School of Earth, Energy, and Environmental Sciences GeoCorner Undergraduate Lounge: Support Petition
On the School of Earth, Energy, and Environmental Sciences Undergraduate Lounge:
As the users of the School of Earth, Energy and Environmental Sciences (SE3) undergraduate lounge in GeoCorner, we are concerned about the recently proposed changes to the space. We recognize the Educational Initiatives team’s recent growth necessitates additional space but nevertheless question the viability of the prospective solution. Given that room 112 is inadequate for the four members of the Educational Initiatives team, we are hesitant to believe that it could replace the functionality of the current lounge. As first-hand witnesses to the quantity and diversity of students it supports, we believe we can clarify misperceptions about lounge usage and offer key insight into the lounge’s role as a student center for socializing and academic study within SE3. We would like to engage in a conversation about how these renovations can best serve not only the interests of the Dean’s Office but also those of our community, so that the new lounge does not compromise the functionality of the current one. To begin this conversation, this letter outlines undergraduate usage of the lounge - through discussion of (1) the users of the lounge, (2) the times at which the lounge in used, and (3) the uses of the lounge - in order to demonstrate its central role in the SE3 community.

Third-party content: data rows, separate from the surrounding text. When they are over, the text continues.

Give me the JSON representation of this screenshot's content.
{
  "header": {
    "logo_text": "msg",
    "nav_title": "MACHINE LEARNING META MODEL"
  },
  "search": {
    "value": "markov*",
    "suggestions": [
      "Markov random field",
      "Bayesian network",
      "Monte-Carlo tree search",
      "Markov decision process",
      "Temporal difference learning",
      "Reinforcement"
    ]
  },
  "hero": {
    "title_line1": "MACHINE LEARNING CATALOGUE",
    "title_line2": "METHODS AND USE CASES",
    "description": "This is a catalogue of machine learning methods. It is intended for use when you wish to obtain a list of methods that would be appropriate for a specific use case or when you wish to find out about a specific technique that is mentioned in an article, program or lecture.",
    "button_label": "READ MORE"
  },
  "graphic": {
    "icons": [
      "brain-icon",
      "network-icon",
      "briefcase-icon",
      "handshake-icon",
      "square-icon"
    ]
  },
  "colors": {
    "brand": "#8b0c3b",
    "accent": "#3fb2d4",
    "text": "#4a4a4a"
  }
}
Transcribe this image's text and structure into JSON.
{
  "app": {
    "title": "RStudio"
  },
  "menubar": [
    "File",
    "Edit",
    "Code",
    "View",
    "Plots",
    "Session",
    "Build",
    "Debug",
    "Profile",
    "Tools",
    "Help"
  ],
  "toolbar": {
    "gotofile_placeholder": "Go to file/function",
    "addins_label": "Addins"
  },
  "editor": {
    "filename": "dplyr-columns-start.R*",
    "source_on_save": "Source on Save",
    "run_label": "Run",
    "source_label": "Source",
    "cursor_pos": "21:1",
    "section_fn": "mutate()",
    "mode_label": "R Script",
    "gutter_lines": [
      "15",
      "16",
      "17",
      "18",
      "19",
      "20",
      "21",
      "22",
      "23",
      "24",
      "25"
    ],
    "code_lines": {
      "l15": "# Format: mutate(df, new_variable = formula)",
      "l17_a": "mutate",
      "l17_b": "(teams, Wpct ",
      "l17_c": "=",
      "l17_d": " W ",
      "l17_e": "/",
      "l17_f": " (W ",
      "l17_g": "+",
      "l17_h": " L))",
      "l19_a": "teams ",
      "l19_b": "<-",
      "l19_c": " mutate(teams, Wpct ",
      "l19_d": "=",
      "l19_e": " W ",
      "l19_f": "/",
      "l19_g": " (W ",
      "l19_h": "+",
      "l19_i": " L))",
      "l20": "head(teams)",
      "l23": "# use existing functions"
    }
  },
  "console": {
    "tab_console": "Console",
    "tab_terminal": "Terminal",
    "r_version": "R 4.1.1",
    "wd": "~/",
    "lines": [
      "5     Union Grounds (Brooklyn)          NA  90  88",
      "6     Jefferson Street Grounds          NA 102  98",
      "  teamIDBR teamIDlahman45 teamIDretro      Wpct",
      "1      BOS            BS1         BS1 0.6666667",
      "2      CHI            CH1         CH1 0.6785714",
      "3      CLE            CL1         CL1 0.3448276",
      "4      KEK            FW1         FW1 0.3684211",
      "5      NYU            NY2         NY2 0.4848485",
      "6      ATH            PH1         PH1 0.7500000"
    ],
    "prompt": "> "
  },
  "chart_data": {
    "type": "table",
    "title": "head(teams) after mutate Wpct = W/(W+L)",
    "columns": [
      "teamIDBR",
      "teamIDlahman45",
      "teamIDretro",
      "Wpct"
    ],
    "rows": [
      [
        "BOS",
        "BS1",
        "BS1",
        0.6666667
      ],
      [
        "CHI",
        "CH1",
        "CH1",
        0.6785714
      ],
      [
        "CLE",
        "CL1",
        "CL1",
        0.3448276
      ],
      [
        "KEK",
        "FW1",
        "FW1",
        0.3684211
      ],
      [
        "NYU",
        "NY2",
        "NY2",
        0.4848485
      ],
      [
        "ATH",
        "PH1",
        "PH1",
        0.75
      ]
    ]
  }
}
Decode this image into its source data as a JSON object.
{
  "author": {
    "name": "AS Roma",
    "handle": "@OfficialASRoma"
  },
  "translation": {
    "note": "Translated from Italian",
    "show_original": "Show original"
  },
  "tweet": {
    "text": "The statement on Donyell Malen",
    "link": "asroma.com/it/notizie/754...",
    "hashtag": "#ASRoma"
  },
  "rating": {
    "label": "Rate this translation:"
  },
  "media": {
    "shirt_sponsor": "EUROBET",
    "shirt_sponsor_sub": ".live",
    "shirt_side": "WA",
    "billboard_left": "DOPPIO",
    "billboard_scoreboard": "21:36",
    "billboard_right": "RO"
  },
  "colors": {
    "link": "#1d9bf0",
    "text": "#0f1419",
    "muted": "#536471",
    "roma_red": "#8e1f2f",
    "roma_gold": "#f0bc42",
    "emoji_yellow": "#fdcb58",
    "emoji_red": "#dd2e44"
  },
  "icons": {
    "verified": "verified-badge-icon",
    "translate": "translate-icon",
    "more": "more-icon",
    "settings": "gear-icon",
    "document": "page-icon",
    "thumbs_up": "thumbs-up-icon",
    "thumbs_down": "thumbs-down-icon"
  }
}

INTRODUCTION TO LOUNGE USAGE
Perhaps the primary misconception regarding lounge usage is that the majority of lounge users are Geological Sciences (GS) majors; that is far from the truth, as GS majors make up fewer than 50% of lounge users (see Figure 2). We were therefore disappointed that, when lounge users were supposed to be notified of changes to the lounge space on September 12th, only GS undergraduates were emailed. In reality, a variety of students utilize the space, including SE3 majors and minors, Stanford Earth Summer Undergraduate Research (SESUR) program participants and students with auxiliary interests in SE3 (see Figures 1-3).
The central location of the lounge within GeoCorner promotes interactions between these different categories of students because it directly connects the lobby, and therefore current and prospective SE3 students, staff, and faculty entering the building, and students using the lounge. In fact, we've experienced several cases wherein non-affiliated students have wandered into the lounge to inquire about SE3 majors and departmental activities before or after classes or meetings in GeoCorner.
Timing of Lounge Usage
Post-business hours usage is not observed by administrators and so may be easily overlooked; however, it is critically important to undergraduates and makes up a significant portion of weekly utilization of the lounge. Outside of normal business hours, students use the space to complete laboratory assignments together, to discuss problem sets, and to finalize charts and figures for research posters. Teaching assistants take advantage of this access by offering additional late-night office hours in the lounge, complementing students’ schedules. To demonstrate lounge usage, we asked lounge users to record their time in the lounge over a one week interval beginning on the evening of Monday, October 10 and ending on the evening of Monday, October 17 (see Table 4 and Figures 1-4). The results indicate usage between 8PM and 2AM accounts for a substantial portion of the usage throughout the week (see Figure 4).
In addition to being an informal study space, the lounge serves a variety of social and academic purposes. It acts as a space for course-related meetings(e.g. office hours, see Table 1) as well as non-course activities and engagements (see Table 3).
NECESSARY FEATURES OF THE UNDERGRADUATE SPACE
Our primary motivation in writing this letter is to assure that the new lounge space allows for the same community and academic benefits as the current lounge does. In this spirit, we have compiled a list of key features and resources that reflect our conception of an effective community space (see Table 2). This list equally represents the most crucial benefits of the current lounge configuration.
Within this table, we would like to highlight two key components. The first is 24/7 access. For many students in SE3, the lounge is a second home and safe place for work and escape from busier parts of campus such as libraries and dorms. Secondly, academic resources are vital to the lounge. The drafting tables in the middle of the room allow students to spread out maps, work, and samples - a unique necessity to earth science programs wherein class projects often involve large topographical maps and cross-sections. For example, GS 55Q requires students to meet in groups and create a cross-section of California. Additionally, computers with ArcGIS, as well as other necessary programs (Matlab, Adobe Creative Suite, R, etc.), are needed for classes and research projects (see Table 2 for a comprehensive list).
As the users of the SE3 Undergraduate Lounge, we believe that strengthening lines of communication between lounge users and SE3 administrators is the best way to move forward. This letter aims to dispel a number of possible misconceptions about lounge usage. Firstly, lounge users are not primarily GS majors; rather, fewer than 50% of lounge users are GS undergraduate students (Figure 2). Secondly, time spent in the lounge outside of observed business hours is easily underestimated and accounts for a substantial portion of overall lounge usage (Figure 4). We worry that these misunderstandings may have contributed to the decision to change the lounge space. We hope that, by clarifying these misconceptions and delineating necessary lounge features, we will be able to find a compromise that meets the needs of both the Educational Initiatives team and the lounge users. For us, this means preserving the current essential features of the lounge.